Пару дней назад сидела и думала, чего мне будет действительно жаль, если мой дом не уцелеет в результате бомбежки. В итоге попросила маму забрать к себе альбом с моими детскими фотографиями. Еще раньше договорились, что если будут сильно бомбить, родители заберут к себе Умку. За ней сейчас приехать мы не можем. Милиционеров загоняют с обеих сторон. Тех, кто остался с Украиной, мордуют бесконечными допросами и проверками на полиграфе. Зарплату при этом, конечно, не платят. Уволиться из органов невозможно, можно только сдать служебное удостоверение, а взамен не получить ни трудовой книжки, ни послужного списка. Ничего. А через некоторое время узнать, что твоего рапорта на увольнение никогда не существовало, поэтому ты уволен по статье. Любому милиционеру, хоть действующему, хоть бывшему, возвращаться в Донецк опасно. На блокпостах ДНРовцы всех проверяют по каким-то спискам. По слухам в них более 300-т фамилий, и добрая половина из них- представители МВД, юстиции и СБУ. Их снимают с автобусов или личного транспорта, приглашают на разговор. Многие потом возвращаются в здравии, кто-то не возвращается совсем. Кто-то подолгу сидит в застенках с мешком на голове. Мой знакомый, бывший военный ныне предприниматель, провел 42 дня в застенках. Отпустили только по протекции какого-то влиятельного человека, и то с условием, чтобы город не покидал и забыл о том, что на момент задержания он являлся владельцем автомобиля, стоимостью 36 тысяч американских денег. Мой знакомый прислал свое фото... В этом худом, бородатом человеке неопределенного возраста теперь невозможно узнать того самого успешного и упитанного бизнесмена. С учетом всех этих факторов я просто не знаю, как нам можно будет даже ненадолго приехать домой. Страшно за ребенка. Ему не посчастливилось родиться в семье, которая сейчас несет ему потенциальную опасность.
Дни стали однообразнми и радует только то, что время идет очень быстро.

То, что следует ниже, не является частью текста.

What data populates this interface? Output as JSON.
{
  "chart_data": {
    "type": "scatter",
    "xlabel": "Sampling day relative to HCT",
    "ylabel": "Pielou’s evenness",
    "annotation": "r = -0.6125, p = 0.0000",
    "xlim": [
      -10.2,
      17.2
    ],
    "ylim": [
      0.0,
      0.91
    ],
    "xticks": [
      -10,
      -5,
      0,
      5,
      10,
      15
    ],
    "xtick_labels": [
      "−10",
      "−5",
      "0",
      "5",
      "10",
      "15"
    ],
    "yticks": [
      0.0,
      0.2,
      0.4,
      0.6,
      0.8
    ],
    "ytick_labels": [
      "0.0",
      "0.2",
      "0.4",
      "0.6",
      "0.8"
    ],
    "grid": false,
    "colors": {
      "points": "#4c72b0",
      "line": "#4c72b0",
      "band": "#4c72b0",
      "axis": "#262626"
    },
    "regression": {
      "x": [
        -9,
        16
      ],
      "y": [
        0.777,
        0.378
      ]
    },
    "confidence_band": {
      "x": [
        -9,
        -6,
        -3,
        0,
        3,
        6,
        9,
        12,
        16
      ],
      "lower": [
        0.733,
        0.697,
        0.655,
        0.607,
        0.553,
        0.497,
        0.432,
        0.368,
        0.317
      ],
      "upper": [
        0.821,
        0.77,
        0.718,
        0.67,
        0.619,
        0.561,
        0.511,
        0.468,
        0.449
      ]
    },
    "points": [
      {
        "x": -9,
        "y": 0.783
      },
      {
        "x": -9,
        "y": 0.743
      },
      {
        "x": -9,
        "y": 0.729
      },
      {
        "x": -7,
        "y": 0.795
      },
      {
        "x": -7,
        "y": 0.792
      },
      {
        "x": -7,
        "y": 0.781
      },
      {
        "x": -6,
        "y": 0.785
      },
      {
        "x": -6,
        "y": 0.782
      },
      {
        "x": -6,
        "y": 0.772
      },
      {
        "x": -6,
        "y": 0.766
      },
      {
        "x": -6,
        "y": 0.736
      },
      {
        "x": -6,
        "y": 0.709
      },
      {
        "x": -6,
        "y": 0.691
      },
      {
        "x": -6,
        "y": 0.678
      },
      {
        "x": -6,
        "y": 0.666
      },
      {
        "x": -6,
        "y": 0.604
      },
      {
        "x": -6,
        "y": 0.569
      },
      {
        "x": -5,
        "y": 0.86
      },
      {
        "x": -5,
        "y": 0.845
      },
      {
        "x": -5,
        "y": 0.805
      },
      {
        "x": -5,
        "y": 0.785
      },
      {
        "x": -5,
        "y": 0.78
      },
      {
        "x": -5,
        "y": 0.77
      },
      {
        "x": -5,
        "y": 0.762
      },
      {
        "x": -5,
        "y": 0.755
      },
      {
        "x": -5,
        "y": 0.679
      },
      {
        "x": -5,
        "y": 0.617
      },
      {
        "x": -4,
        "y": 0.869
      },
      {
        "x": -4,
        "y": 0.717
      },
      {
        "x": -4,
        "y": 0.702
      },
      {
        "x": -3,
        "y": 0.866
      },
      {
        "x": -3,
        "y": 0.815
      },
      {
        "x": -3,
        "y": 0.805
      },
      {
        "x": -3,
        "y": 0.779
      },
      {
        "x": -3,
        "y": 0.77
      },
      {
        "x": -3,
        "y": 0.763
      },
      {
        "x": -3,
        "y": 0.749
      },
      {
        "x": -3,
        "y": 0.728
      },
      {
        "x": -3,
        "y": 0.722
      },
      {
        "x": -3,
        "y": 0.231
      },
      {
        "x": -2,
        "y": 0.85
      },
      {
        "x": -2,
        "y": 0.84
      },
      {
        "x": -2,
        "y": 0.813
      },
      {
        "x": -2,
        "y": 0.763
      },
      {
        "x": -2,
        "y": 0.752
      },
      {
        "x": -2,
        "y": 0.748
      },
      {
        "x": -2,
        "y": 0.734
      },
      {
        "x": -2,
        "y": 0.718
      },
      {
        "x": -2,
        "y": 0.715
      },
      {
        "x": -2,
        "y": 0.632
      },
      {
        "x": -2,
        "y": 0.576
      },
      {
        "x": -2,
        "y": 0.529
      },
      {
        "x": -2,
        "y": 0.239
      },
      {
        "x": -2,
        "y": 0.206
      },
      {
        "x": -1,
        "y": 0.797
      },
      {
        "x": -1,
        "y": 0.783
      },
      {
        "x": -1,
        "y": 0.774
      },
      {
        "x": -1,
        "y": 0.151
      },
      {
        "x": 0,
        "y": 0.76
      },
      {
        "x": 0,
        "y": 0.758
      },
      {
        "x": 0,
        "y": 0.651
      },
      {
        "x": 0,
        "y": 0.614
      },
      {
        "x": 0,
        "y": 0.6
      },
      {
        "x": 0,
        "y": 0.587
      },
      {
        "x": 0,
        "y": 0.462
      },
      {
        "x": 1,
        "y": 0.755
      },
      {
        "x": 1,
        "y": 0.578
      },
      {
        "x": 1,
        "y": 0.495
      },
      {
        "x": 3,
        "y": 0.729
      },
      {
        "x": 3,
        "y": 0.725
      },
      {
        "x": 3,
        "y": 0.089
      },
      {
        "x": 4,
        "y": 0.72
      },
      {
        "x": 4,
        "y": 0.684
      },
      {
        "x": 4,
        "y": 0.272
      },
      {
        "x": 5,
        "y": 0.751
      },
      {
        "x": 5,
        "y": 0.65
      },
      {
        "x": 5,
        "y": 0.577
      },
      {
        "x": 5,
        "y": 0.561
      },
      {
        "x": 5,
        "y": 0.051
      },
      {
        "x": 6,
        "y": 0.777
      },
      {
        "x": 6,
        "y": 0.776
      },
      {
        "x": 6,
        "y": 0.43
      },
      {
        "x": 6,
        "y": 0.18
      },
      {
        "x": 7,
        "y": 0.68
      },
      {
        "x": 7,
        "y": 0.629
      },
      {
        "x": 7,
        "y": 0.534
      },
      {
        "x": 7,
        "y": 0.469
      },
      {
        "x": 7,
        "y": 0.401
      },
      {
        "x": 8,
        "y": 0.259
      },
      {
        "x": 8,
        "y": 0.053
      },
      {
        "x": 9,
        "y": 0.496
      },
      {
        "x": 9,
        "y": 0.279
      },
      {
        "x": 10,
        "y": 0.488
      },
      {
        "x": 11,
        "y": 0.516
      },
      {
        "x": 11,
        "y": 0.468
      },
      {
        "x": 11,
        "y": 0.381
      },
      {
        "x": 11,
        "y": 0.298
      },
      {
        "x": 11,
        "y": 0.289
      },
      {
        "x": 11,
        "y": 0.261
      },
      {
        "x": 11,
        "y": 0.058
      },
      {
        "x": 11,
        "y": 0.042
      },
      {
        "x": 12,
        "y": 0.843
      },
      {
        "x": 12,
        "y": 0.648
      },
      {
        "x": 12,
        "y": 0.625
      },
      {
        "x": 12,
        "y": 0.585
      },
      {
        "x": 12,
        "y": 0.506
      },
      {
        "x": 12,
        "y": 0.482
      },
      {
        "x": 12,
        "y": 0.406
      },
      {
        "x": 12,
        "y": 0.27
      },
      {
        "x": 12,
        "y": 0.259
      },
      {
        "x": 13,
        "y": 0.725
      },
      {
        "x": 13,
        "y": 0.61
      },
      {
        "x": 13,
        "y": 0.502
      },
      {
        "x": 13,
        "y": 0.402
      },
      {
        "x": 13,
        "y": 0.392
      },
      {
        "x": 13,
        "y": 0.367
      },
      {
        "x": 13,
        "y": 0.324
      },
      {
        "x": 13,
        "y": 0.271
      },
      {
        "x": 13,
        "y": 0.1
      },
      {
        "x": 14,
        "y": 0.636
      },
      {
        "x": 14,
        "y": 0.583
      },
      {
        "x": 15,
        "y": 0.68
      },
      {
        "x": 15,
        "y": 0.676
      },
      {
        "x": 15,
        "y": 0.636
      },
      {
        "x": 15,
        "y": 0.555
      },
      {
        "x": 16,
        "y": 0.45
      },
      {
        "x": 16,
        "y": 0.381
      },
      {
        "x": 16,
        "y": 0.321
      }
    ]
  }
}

Мой муж, который всегда отличался стойким, флегматичным характером, начал впадать в уныние, хотя всё еще пытается держать марку и не показывать этого. Но каждую субботу напивается практически в хлам, чтобы хоть немного разгрузить голову. В воскресенье его накрывает похмельная хандра и тоска по дому, которая вынуждена постепенно отступить к утру рабочего понедельника. И потом заход на новый круг. Скажу откровенно, что если бы я не кормила грудью ребенка, то в этих условиях, наверное, каждый мой день был бы субботой. Поэтому муж еще относительно неплохо держится.
В остальном... А что в остальном? Дикая, нечеловеческая усталость. Наши друзья уже не единожды пожалели о том, что приютили нас. Теперь же даже не особо это скрывают. Но попросить нас съехать не позволяет воспитание и память о хороших отношениях в мирное время. Я их не осуждаю и прекрасно понимаю, что людям без детей очень сложно понять и принять ритм жизни семьи с грудным ребенком. Тем более, что Ванька тот еще фрукт.
А еще мне часто снится один и тот же сон: я просто смотрю в окно своей кухни на реку, а на улице идет дождь. Перед домом растет какое-то странное дерево, всё усыпанное огромными желтыми грушами. И всё вокруг блеклое и черно-белое, и одни эти груши настолько цветные, что от них рябит в глазах. Не знаю, что это значит. Наверное, ничего.